The Curse for Salvation

The Curse for Salvation

Sunday, 2 November 2025

No Long at Ease Tanzania Island of Peace in pieces!


I don’t believe in miracles. For those who do, a miracle happened on 29th October 2025 in Tanzania, fondly known as the ‘Island of Peace’ for its cohesion and peaceability. The Island of Peace is in pieces after Tanzanian Gen Z pulled the fast one and stood up against their besieged government.

             Unexpectedly, Gen Z woke up from their deep and long slumber and jammed the cities and streets agitating for credible, fair, and transparent elections. They daringly caught the country, the region, and the world unwary. The impossible, ultimately became possible and the untouchable were shaken in their boots to the core!

        When Tanzania convened uchafuzi or uchakachuaji, namely shoddy elections as Gen Z call it, didn’t know they’re opening the Pandora’s Box. For the first time, Gen Z invoked Idi Amin Dada moniker calling their female president Idi Amin Mama! Her son, Abdul, the like of Keine in Uganda, wasn’t spared since he’s on the receiving end. 

            The Gen Z were actively online asking for his whereabouts and residence so that they’d ‘visit’ him, which covertly means to harm him or vandalise his property. What Tanzanian Gen Z did is totally against what Kenyan ones who used to debase them called them. Jomo Kenyatta used to quip that Tanzanians were politically dead. Beware. They’ve been resurrected.

            If Julius Nyerere, Tanzania and Chama Cha Mapinduzi (CCM) founder, and Idi Amin could be resurrected, won’t believe what happened.
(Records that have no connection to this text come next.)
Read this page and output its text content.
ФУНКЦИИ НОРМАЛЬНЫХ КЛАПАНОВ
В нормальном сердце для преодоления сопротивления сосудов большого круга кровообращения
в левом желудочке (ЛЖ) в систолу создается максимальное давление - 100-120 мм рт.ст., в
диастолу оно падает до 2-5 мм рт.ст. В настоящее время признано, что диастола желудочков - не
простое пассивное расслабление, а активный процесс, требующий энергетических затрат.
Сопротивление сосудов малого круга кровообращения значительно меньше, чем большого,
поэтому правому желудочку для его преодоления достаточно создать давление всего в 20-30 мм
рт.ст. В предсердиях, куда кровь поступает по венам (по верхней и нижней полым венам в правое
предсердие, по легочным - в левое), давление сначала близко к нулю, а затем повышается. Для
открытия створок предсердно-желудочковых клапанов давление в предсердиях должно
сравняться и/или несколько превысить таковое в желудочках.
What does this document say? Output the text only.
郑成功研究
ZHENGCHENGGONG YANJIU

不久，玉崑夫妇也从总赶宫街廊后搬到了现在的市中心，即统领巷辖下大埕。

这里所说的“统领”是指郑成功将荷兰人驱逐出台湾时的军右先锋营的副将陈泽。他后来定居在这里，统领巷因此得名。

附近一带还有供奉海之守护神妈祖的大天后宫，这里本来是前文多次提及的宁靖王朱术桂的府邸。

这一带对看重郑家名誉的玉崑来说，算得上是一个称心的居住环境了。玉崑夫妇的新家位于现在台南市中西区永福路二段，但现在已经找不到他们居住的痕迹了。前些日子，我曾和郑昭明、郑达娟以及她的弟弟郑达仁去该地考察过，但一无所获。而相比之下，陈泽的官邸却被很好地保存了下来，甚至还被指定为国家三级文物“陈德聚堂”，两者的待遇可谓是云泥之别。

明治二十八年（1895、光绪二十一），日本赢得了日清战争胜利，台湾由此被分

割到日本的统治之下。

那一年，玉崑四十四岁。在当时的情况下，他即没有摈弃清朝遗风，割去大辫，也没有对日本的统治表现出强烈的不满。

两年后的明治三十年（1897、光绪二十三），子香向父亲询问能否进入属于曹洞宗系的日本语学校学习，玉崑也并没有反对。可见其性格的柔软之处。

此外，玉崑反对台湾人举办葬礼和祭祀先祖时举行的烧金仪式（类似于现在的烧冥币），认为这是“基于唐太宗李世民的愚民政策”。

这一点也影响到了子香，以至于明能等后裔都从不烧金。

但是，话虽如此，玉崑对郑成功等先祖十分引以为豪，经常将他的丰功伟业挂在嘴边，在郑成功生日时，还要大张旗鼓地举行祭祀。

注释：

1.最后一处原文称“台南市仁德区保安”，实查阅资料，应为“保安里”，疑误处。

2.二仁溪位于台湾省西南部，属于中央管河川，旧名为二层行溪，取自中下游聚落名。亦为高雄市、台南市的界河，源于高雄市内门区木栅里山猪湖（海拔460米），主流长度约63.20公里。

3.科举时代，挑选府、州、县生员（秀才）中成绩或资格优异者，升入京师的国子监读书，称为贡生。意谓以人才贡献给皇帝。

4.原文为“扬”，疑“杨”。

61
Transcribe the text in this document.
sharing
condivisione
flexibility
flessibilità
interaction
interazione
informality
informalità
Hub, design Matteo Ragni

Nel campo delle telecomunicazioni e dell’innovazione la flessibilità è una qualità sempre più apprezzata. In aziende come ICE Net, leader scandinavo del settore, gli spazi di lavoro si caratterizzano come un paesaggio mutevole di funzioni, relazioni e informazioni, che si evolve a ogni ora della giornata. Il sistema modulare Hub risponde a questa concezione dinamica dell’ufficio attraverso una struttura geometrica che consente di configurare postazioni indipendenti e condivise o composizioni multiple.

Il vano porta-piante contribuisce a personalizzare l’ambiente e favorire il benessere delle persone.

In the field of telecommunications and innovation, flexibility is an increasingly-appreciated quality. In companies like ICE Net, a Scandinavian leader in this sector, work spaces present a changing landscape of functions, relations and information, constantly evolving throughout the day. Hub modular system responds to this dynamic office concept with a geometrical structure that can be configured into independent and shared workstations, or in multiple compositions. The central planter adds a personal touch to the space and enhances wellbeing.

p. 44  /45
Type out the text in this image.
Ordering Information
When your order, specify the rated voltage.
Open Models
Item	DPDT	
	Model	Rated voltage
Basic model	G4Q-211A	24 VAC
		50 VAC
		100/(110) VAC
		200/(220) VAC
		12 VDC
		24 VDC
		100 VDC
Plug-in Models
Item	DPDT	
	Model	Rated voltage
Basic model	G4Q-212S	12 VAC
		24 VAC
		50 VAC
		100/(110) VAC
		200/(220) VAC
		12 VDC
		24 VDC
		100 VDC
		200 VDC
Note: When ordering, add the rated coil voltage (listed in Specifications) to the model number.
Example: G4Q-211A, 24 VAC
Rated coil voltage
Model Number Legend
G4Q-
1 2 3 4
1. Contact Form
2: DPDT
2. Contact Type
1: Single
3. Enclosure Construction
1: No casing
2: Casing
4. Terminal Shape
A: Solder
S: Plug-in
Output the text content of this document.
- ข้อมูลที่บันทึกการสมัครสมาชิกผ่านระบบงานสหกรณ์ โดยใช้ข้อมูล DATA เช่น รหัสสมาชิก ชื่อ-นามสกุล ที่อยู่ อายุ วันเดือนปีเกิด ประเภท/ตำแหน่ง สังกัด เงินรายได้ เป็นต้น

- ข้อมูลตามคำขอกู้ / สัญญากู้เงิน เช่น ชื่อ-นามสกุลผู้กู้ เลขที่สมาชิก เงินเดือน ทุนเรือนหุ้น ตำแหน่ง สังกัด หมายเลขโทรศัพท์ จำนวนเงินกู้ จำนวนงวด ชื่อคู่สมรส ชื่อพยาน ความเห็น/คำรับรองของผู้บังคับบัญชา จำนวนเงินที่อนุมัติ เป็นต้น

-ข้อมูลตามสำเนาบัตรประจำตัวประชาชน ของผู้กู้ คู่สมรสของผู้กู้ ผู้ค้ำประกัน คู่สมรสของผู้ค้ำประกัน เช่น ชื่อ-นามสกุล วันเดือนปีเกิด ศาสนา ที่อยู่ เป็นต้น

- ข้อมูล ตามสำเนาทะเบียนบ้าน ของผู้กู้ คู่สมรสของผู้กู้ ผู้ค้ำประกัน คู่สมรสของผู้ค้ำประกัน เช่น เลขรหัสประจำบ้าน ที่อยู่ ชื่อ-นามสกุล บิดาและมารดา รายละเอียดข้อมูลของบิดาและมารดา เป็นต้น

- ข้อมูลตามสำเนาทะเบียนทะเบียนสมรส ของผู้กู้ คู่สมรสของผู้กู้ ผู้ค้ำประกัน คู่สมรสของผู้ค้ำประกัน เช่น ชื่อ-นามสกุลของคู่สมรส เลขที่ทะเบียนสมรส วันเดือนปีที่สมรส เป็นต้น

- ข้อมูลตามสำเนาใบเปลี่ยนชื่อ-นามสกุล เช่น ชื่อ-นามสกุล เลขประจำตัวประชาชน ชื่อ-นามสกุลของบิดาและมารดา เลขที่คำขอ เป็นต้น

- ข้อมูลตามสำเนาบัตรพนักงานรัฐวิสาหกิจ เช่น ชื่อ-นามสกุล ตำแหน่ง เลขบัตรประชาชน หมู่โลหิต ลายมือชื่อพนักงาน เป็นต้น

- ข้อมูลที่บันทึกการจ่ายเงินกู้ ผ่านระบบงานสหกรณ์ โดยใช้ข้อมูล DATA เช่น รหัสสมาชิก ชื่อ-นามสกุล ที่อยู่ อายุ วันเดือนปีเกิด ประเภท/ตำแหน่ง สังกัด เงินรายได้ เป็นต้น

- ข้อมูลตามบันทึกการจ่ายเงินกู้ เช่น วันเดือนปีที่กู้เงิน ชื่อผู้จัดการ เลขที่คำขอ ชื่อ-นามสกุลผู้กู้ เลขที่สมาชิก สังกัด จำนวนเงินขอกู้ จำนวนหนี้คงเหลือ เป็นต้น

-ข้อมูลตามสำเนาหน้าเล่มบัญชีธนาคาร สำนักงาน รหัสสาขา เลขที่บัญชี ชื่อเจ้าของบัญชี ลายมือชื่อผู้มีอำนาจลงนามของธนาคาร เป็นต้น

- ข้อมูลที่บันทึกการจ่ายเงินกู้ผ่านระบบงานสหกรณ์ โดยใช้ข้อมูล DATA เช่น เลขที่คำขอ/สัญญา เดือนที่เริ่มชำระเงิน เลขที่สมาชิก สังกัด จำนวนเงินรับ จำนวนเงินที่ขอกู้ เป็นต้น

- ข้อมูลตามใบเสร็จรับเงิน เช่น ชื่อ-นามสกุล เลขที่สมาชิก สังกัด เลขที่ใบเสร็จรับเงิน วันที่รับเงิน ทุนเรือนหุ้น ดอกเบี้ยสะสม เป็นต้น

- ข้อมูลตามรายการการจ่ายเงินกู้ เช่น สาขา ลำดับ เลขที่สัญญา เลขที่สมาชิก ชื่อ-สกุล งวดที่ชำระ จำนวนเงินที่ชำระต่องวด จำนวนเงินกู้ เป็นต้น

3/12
Being a Tanzania myself, it’s unthinkable to believe that what transpired would. Guys, it happened. Who’s safe under the Sun, especially in Africa, full pregnant with dictators and venal rulers?

            The CCM, that’s ruled and misruled the country since independence in 1961, was comfortably confident about ‘winning' its own elections wherein the candidates were the incumbent, Samia Suluhu and some decoy candidates aka CCM B. 

            Out of the blue, it’s pulled down a peg or two. Gen Z took to the streets confidently and loudly chanted revolutionary songs full of braggadocios and obscenities against the government as silently soldiers looked on. What’d they do? Soldiers are humans. After all, victims of venality are their own kin. Again, the goings-on in Tanzania sent me back to Chinua’s Things Fall Apart and No Longer at Ease and my own books Born with Voice, Gen Z and the Internet Revolution, and Saa ya Ukombozi.

    In Dar-es-Salaam or haven of peace, call it Dar-Si-Salaam(Tanzania's largest city and heartbeat), thanks to its grinding traffic jams and noises from street vendors and sirens the top enchiladas apportioned to themselves, it was no longer at ease but Saa ya Ukombozi. Some businesses owned by party cadres and public officials were set ablaze.

        In Mwanza, youths vandalized some properties since they’re the proceeds of their tax money pilfered from their coffers. Further, they intercepted a truckload full of marked votes disguised as corn bags. It's hard to fathom. What a hard nut to crack for the authorities! 

        Now, how do we read the tea leaves or smell coffee here? Let everybody know. People are naturally unpredictable like a dormant volcano. It can erupt anytime. Those living around or on the top of a volcano, be warned. It can erupt and cause a mayhem be wary. To catch my drift, it’s obvious. Tanzania and Africa won’t be the same again.

Here, the nuggets of wisdom are:

Firstly, the precedent Tanzanian Gen Z have created will motivate many volcanoes to erupt, especially if we remember how the late President John Magufuli showed them how to govern their country responsibly and profitably.

            Secondly, nothing is impossible for the downtrodden if they wake up from a slumber and take those who abuse and exploit them on.

            Thirdly, this generation is totally different from others. It’s enigmatic oomph and birr can break rocks and uproot baobab trees.  

Geopolitically, this wave is menacingly looming all over Africa. It started in Kenya, then in Madagascar, and now in Tanzania. Who’s next? It isn’t hard to tell. My family and I were in Tanzania two months ago. 

        We’d obviously feel the anguish and the frustrations by just looking at how many young people daringly waste their lives operating perilous motorbikes. They don’t obey traffic rules. We hired a driver. We couldn’t drive lawlessly as it is a norm in Dar. It’s abhorrent and discouragingly chaotic and dangerous.

Fourthly, common earthlings we wrongly think don’t know what we arrogantly know, know more, especially their rulers than their rulers know them. If they didn’t know who does what, how’d they torch bigwigs’ properties? We'd wrongly think that Gen Z were vandals, why did do it selectively if they're?

To conclude, there cannot be perpetual peace amidst prevalent and perpetual corruption, injustices, and venality. Thus, power abusers must know. Power and pomp are but vanity. They belong to the people. Humans aren’t capons whose eggs you can steal and eat as they idly watch. He who has ears should hear and he who has eyes should see. Woe unto you who take your people for a ride.

Source:The Daily Monitor Today Sunday.


2 comments:

Anonymous said...

Enlightening, insightful and prognostic in it's solutions to the uprising upheaval!

Ndugu Nkwazi N Mhango said...

Welcome here and thanks for leaving our tracks.